My second husband and I were married for twenty-two years. Following his death, his family requested a meeting regarding the family trust. His daughters and their husbands came to my home and it was soon apparent there was a difference in interpretation of what was intended by the trust. In trying to defend my position, hurtful things were said. I felt backed into a corner, four against one, and lost my composure.
After they left, I cried and shook uncontrollably for two hours. I phoned a neighbor to come help me calm down. Hearing my side of it she advised me to get legal help. I contacted a well-known trust lawyer and told him I wanted to be fair to everyone. It took months, but a settlement was finally agreed upon.
Over the next two years I wrote four letters of apology, getting no response. I was devastated. Not only had I lost my husband, but I had lost part of his family, people I’d grown to love.
“You have done your part by apologizing; now it is up to them,” a friend advised. I was not comforted.
I told my Bishop, “I wish I knew how to repent so they would accept my apology.”
Conference talks by Church leaders have stressed the need for forgiveness. Forgiveness has been the topic of articles in the Ensign and in this publication. I saved and studied them all. The steps to forgiveness were outlined and I tried to apply them. Yet something was missing.

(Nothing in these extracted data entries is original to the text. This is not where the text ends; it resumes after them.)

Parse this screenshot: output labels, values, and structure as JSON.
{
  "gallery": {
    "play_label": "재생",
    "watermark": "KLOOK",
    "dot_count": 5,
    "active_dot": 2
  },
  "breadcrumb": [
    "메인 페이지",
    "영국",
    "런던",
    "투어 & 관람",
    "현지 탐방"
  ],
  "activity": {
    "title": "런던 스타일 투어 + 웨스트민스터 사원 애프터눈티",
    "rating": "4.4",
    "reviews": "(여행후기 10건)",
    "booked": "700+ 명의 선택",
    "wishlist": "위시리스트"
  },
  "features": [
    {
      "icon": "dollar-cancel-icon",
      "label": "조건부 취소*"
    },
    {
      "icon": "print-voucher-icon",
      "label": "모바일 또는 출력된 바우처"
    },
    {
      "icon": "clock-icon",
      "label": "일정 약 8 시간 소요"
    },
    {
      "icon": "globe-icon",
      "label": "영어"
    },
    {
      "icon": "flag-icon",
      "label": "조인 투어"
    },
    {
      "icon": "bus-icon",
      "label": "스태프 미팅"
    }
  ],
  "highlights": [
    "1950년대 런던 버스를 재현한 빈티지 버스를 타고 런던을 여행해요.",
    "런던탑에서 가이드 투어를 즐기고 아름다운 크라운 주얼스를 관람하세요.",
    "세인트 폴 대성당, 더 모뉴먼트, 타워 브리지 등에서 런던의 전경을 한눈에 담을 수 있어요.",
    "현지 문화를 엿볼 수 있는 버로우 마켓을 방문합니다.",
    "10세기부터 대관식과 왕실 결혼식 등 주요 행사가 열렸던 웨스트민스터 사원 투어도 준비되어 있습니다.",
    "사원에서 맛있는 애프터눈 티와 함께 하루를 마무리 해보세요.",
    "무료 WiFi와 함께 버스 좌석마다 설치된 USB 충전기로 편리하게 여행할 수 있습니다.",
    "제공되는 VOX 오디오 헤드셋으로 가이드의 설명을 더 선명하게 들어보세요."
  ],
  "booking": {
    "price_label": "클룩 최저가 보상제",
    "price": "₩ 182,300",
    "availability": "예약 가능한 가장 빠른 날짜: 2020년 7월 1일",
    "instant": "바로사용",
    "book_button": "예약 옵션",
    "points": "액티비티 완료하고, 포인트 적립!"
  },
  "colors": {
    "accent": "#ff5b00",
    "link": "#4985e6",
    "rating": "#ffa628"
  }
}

I wanted to forgive. I thought I had forgiven. So why did these troubling thoughts keep returning?
Grief for my husband’s death lingered on, and I realized I needed more help. I joined a Bereavement Support Group. The counselor suggested I write a letter to my husband’s children requesting they come and get the furniture their father willed to them. I needed closure.

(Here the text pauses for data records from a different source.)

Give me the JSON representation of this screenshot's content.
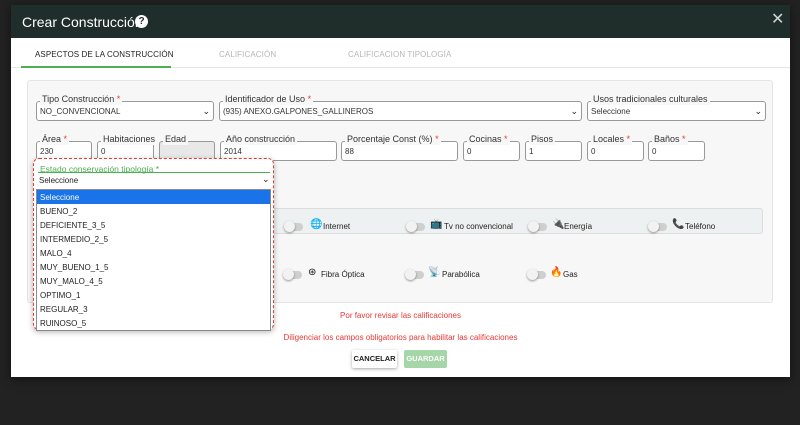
{
  "modal": {
    "title": "Crear Construcción",
    "help_glyph": "?",
    "close_glyph": "✕"
  },
  "tabs": [
    {
      "label": "ASPECTOS DE LA CONSTRUCCIÓN",
      "state": "active"
    },
    {
      "label": "CALIFICACIÓN",
      "state": "disabled"
    },
    {
      "label": "CALIFICACION TIPOLOGÍA",
      "state": "disabled"
    }
  ],
  "fields": {
    "tipo_construccion": {
      "label": "Tipo Construcción",
      "required": "*",
      "value": "NO_CONVENCIONAL"
    },
    "identificador_uso": {
      "label": "Identificador de Uso",
      "required": "*",
      "value": "(935) ANEXO.GALPONES_GALLINEROS"
    },
    "usos_tradicionales": {
      "label": "Usos tradicionales culturales",
      "value": "Seleccione"
    },
    "area": {
      "label": "Área",
      "required": "*",
      "value": "230"
    },
    "habitaciones": {
      "label": "Habitaciones",
      "value": "0"
    },
    "edad": {
      "label": "Edad",
      "value": ""
    },
    "anio_construccion": {
      "label": "Año construcción",
      "value": "2014"
    },
    "porcentaje_const": {
      "label": "Porcentaje Const (%)",
      "required": "*",
      "value": "88"
    },
    "cocinas": {
      "label": "Cocinas",
      "required": "*",
      "value": "0"
    },
    "pisos": {
      "label": "Pisos",
      "value": "1"
    },
    "locales": {
      "label": "Locales",
      "required": "*",
      "value": "0"
    },
    "banos": {
      "label": "Baños",
      "required": "*",
      "value": "0"
    }
  },
  "estado_conservacion": {
    "label": "Estado conservación tipología",
    "required": "*",
    "value": "Seleccione",
    "options": [
      "Seleccione",
      "BUENO_2",
      "DEFICIENTE_3_5",
      "INTERMEDIO_2_5",
      "MALO_4",
      "MUY_BUENO_1_5",
      "MUY_MALO_4_5",
      "OPTIMO_1",
      "REGULAR_3",
      "RUINOSO_5"
    ],
    "highlighted": "Seleccione"
  },
  "services": [
    {
      "label": "Internet",
      "icon": "globe-icon",
      "glyph": "🌐"
    },
    {
      "label": "Tv no convencional",
      "icon": "tv-icon",
      "glyph": "📺"
    },
    {
      "label": "Energía",
      "icon": "plug-icon",
      "glyph": "🔌"
    },
    {
      "label": "Teléfono",
      "icon": "phone-icon",
      "glyph": "📞"
    },
    {
      "label": "Fibra Óptica",
      "icon": "fiber-icon",
      "glyph": "⊛"
    },
    {
      "label": "Parabólica",
      "icon": "antenna-icon",
      "glyph": "📡"
    },
    {
      "label": "Gas",
      "icon": "flame-icon",
      "glyph": "🔥"
    }
  ],
  "messages": {
    "revisar": "Por favor revisar las calificaciones",
    "diligenciar": "Diligenciar los campos obligatorios para habilitar las calificaciones"
  },
  "buttons": {
    "cancel": "CANCELAR",
    "save": "GUARDAR"
  },
  "colors": {
    "header_bg": "#1f2d2b",
    "accent_green": "#4caf50",
    "error_red": "#e53935",
    "option_highlight": "#1a73e8"
  }
}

As the day appointed for their arrival neared, I grew tense and worried that there would be a repeat of the conflict of that earlier meeting. Then I remembered something that helped. “Don’t judge the future by the past.”
The grief counselor reminded me of Moroni’s writings on faith, hope and charity. I had read and appreciated that message before, but I felt even more keenly the need to apply it to my present situation.

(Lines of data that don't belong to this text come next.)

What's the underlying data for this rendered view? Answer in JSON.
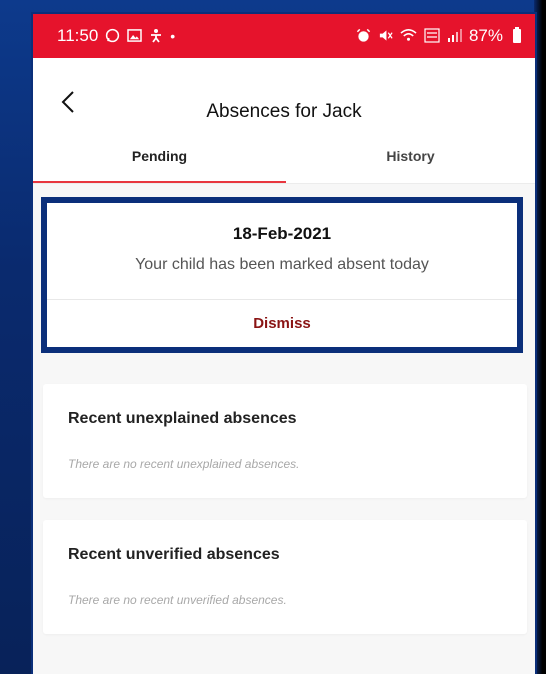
{
  "status_bar": {
    "time": "11:50",
    "battery": "87%",
    "left_icons": [
      "whatsapp-icon",
      "gallery-icon",
      "accessibility-icon",
      "dot-icon"
    ],
    "right_icons": [
      "alarm-icon",
      "mute-icon",
      "wifi-icon",
      "volte-icon",
      "signal-icon",
      "battery-icon"
    ],
    "color": "#e6132c"
  },
  "header": {
    "title": "Absences for Jack"
  },
  "tabs": [
    {
      "label": "Pending",
      "active": true
    },
    {
      "label": "History",
      "active": false
    }
  ],
  "notice": {
    "date": "18-Feb-2021",
    "message": "Your child has been marked absent today",
    "dismiss_label": "Dismiss"
  },
  "sections": [
    {
      "title": "Recent unexplained absences",
      "empty_text": "There are no recent unexplained absences."
    },
    {
      "title": "Recent unverified absences",
      "empty_text": "There are no recent unverified absences."
    }
  ],
  "colors": {
    "accent": "#e8363f",
    "dismiss": "#8a1414",
    "highlight_outline": "#0b2f7a"
  }
}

I also tried to consider things from their point of view. I wanted to see my husband’s family through the lens of love. I wanted to feel that love and not let past mistakes overshadow the here and now.
For some reason I felt impressed to re-read the Prayer of Dedication my husband had written for our home. “We ask Thee to bless our home with Thy presence and that of Jesus Christ and the Holy Ghost…bless us with faith, hope, and charity and the pure love of Christ…let us show our love for Thee, dear Father, in thoughts, actions and conversations, dismissing negative thoughts to allow positive thinking and happiness to flow in.” Re-reading that prayer brought peace, and I felt the comforting presence of my husband and of my Heavenly Father.
“Forgiveness is not about them, it is about you,” observed Dr. Phil. “You want them to forgive you, but you need to forgive them,” observed a friend. I was beginning to get the message.
When Donna arrived with her son John, recently returned from a mission, he greeted me with a warm smile and a big hug. Donna indicated a handshake would do. They were here to take the entertainment center. John worked several hours unhooking wires and reconnecting them to its replacement. Donna even asked if they could do anything else to help me.
I appreciated all they had done and hugged them before they left– even Donna. Later I came across something I’d written the previous year. “Donna came to me in a dream last night. Nothing was said about the past; there were only feelings of love.”
I realized my prayers had been answered; my dream came true. The pure love of Christ, essential for forgiveness, requires that we put aside hurt feelings, bruised egos, feelings of rejection, fear and guilt.
Why did it take me so long to feel this love in my heart? I shake my head at the thought of all the wasted energy I expended by letting negative emotions control me. I knew better. I can’t but wonder what happened to my faith. Even though it took too long, I finally learned this important lesson: forgiveness is possible only through love.